Applications with Systems of Linear Equations

Hi it's me ben again. Today in class Mr.K created a new rule to get people to participate in class and that's to pair up and let one person speak for the other person. Okay back to the math.
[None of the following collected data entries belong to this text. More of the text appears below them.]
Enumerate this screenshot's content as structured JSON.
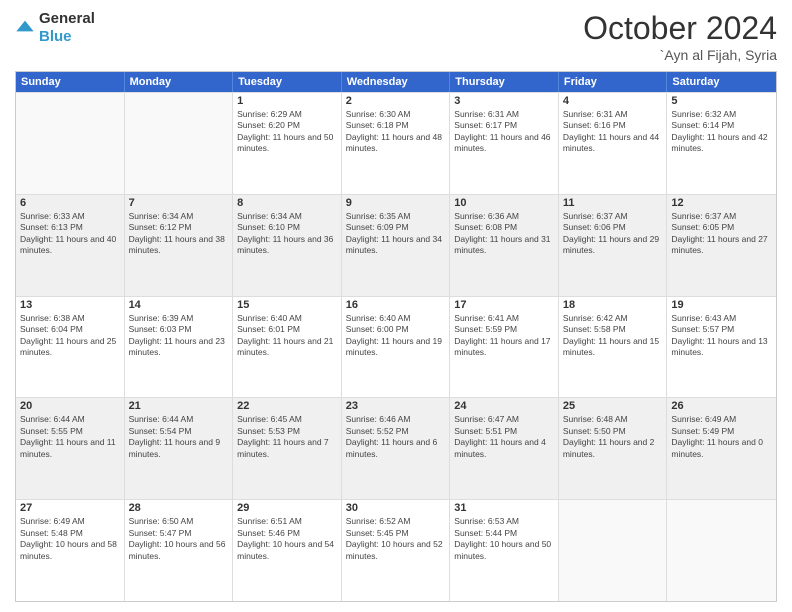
{
  "header": {
    "logo_general": "General",
    "logo_blue": "Blue",
    "month_year": "October 2024",
    "location": "`Ayn al Fijah, Syria"
  },
  "days_of_week": [
    "Sunday",
    "Monday",
    "Tuesday",
    "Wednesday",
    "Thursday",
    "Friday",
    "Saturday"
  ],
  "weeks": [
    [
      {
        "day": "",
        "empty": true
      },
      {
        "day": "",
        "empty": true
      },
      {
        "day": "1",
        "sunrise": "Sunrise: 6:29 AM",
        "sunset": "Sunset: 6:20 PM",
        "daylight": "Daylight: 11 hours and 50 minutes."
      },
      {
        "day": "2",
        "sunrise": "Sunrise: 6:30 AM",
        "sunset": "Sunset: 6:18 PM",
        "daylight": "Daylight: 11 hours and 48 minutes."
      },
      {
        "day": "3",
        "sunrise": "Sunrise: 6:31 AM",
        "sunset": "Sunset: 6:17 PM",
        "daylight": "Daylight: 11 hours and 46 minutes."
      },
      {
        "day": "4",
        "sunrise": "Sunrise: 6:31 AM",
        "sunset": "Sunset: 6:16 PM",
        "daylight": "Daylight: 11 hours and 44 minutes."
      },
      {
        "day": "5",
        "sunrise": "Sunrise: 6:32 AM",
        "sunset": "Sunset: 6:14 PM",
        "daylight": "Daylight: 11 hours and 42 minutes."
      }
    ],
    [
      {
        "day": "6",
        "sunrise": "Sunrise: 6:33 AM",
        "sunset": "Sunset: 6:13 PM",
        "daylight": "Daylight: 11 hours and 40 minutes."
      },
      {
        "day": "7",
        "sunrise": "Sunrise: 6:34 AM",
        "sunset": "Sunset: 6:12 PM",
        "daylight": "Daylight: 11 hours and 38 minutes."
      },
      {
        "day": "8",
        "sunrise": "Sunrise: 6:34 AM",
        "sunset": "Sunset: 6:10 PM",
        "daylight": "Daylight: 11 hours and 36 minutes."
      },
      {
        "day": "9",
        "sunrise": "Sunrise: 6:35 AM",
        "sunset": "Sunset: 6:09 PM",
        "daylight": "Daylight: 11 hours and 34 minutes."
      },
      {
        "day": "10",
        "sunrise": "Sunrise: 6:36 AM",
        "sunset": "Sunset: 6:08 PM",
        "daylight": "Daylight: 11 hours and 31 minutes."
      },
      {
        "day": "11",
        "sunrise": "Sunrise: 6:37 AM",
        "sunset": "Sunset: 6:06 PM",
        "daylight": "Daylight: 11 hours and 29 minutes."
      },
      {
        "day": "12",
        "sunrise": "Sunrise: 6:37 AM",
        "sunset": "Sunset: 6:05 PM",
        "daylight": "Daylight: 11 hours and 27 minutes."
      }
    ],
    [
      {
        "day": "13",
        "sunrise": "Sunrise: 6:38 AM",
        "sunset": "Sunset: 6:04 PM",
        "daylight": "Daylight: 11 hours and 25 minutes."
      },
      {
        "day": "14",
        "sunrise": "Sunrise: 6:39 AM",
        "sunset": "Sunset: 6:03 PM",
        "daylight": "Daylight: 11 hours and 23 minutes."
      },
      {
        "day": "15",
        "sunrise": "Sunrise: 6:40 AM",
        "sunset": "Sunset: 6:01 PM",
        "daylight": "Daylight: 11 hours and 21 minutes."
      },
      {
        "day": "16",
        "sunrise": "Sunrise: 6:40 AM",
        "sunset": "Sunset: 6:00 PM",
        "daylight": "Daylight: 11 hours and 19 minutes."
      },
      {
        "day": "17",
        "sunrise": "Sunrise: 6:41 AM",
        "sunset": "Sunset: 5:59 PM",
        "daylight": "Daylight: 11 hours and 17 minutes."
      },
      {
        "day": "18",
        "sunrise": "Sunrise: 6:42 AM",
        "sunset": "Sunset: 5:58 PM",
        "daylight": "Daylight: 11 hours and 15 minutes."
      },
      {
        "day": "19",
        "sunrise": "Sunrise: 6:43 AM",
        "sunset": "Sunset: 5:57 PM",
        "daylight": "Daylight: 11 hours and 13 minutes."
      }
    ],
    [
      {
        "day": "20",
        "sunrise": "Sunrise: 6:44 AM",
        "sunset": "Sunset: 5:55 PM",
        "daylight": "Daylight: 11 hours and 11 minutes."
      },
      {
        "day": "21",
        "sunrise": "Sunrise: 6:44 AM",
        "sunset": "Sunset: 5:54 PM",
        "daylight": "Daylight: 11 hours and 9 minutes."
      },
      {
        "day": "22",
        "sunrise": "Sunrise: 6:45 AM",
        "sunset": "Sunset: 5:53 PM",
        "daylight": "Daylight: 11 hours and 7 minutes."
      },
      {
        "day": "23",
        "sunrise": "Sunrise: 6:46 AM",
        "sunset": "Sunset: 5:52 PM",
        "daylight": "Daylight: 11 hours and 6 minutes."
      },
      {
        "day": "24",
        "sunrise": "Sunrise: 6:47 AM",
        "sunset": "Sunset: 5:51 PM",
        "daylight": "Daylight: 11 hours and 4 minutes."
      },
      {
        "day": "25",
        "sunrise": "Sunrise: 6:48 AM",
        "sunset": "Sunset: 5:50 PM",
        "daylight": "Daylight: 11 hours and 2 minutes."
      },
      {
        "day": "26",
        "sunrise": "Sunrise: 6:49 AM",
        "sunset": "Sunset: 5:49 PM",
        "daylight": "Daylight: 11 hours and 0 minutes."
      }
    ],
    [
      {
        "day": "27",
        "sunrise": "Sunrise: 6:49 AM",
        "sunset": "Sunset: 5:48 PM",
        "daylight": "Daylight: 10 hours and 58 minutes."
      },
      {
        "day": "28",
        "sunrise": "Sunrise: 6:50 AM",
        "sunset": "Sunset: 5:47 PM",
        "daylight": "Daylight: 10 hours and 56 minutes."
      },
      {
        "day": "29",
        "sunrise": "Sunrise: 6:51 AM",
        "sunset": "Sunset: 5:46 PM",
        "daylight": "Daylight: 10 hours and 54 minutes."
      },
      {
        "day": "30",
        "sunrise": "Sunrise: 6:52 AM",
        "sunset": "Sunset: 5:45 PM",
        "daylight": "Daylight: 10 hours and 52 minutes."
      },
      {
        "day": "31",
        "sunrise": "Sunrise: 6:53 AM",
        "sunset": "Sunset: 5:44 PM",
        "daylight": "Daylight: 10 hours and 50 minutes."
      },
      {
        "day": "",
        "empty": true
      },
      {
        "day": "",
        "empty": true
      }
    ]
  ]
}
Today we started with some Systems Of Linear Equations With Three Variable questions for practice.

a+2b+c=0
3a-b-2c=11
2a+b-c=3

3a+3b=3
5a+3b=11
2a=8
a=4

3(4)+3b=3
12+3b=3
3b=-9
b=-3

4+2(-3)+c=0
4-6+c=0
-2+c=0
c=2

EXPLANATION:
L₁
L₂
L₃
L₄=L₁+L₃
L₅=2L₁+L₂
L₆=L₅-L₄
L₇ Solve L₆
L₈ Solve L₄ w/ a=4
L₉ Solve L₈
L₁₀ Solve L₁ w/ a=4, b=-3
L₁₁ Solve L₁₀

Lines intersect @(4, -3, 2)

After a little work on that question we had to apply our Linear Equation skills we just learned and use them in word problems.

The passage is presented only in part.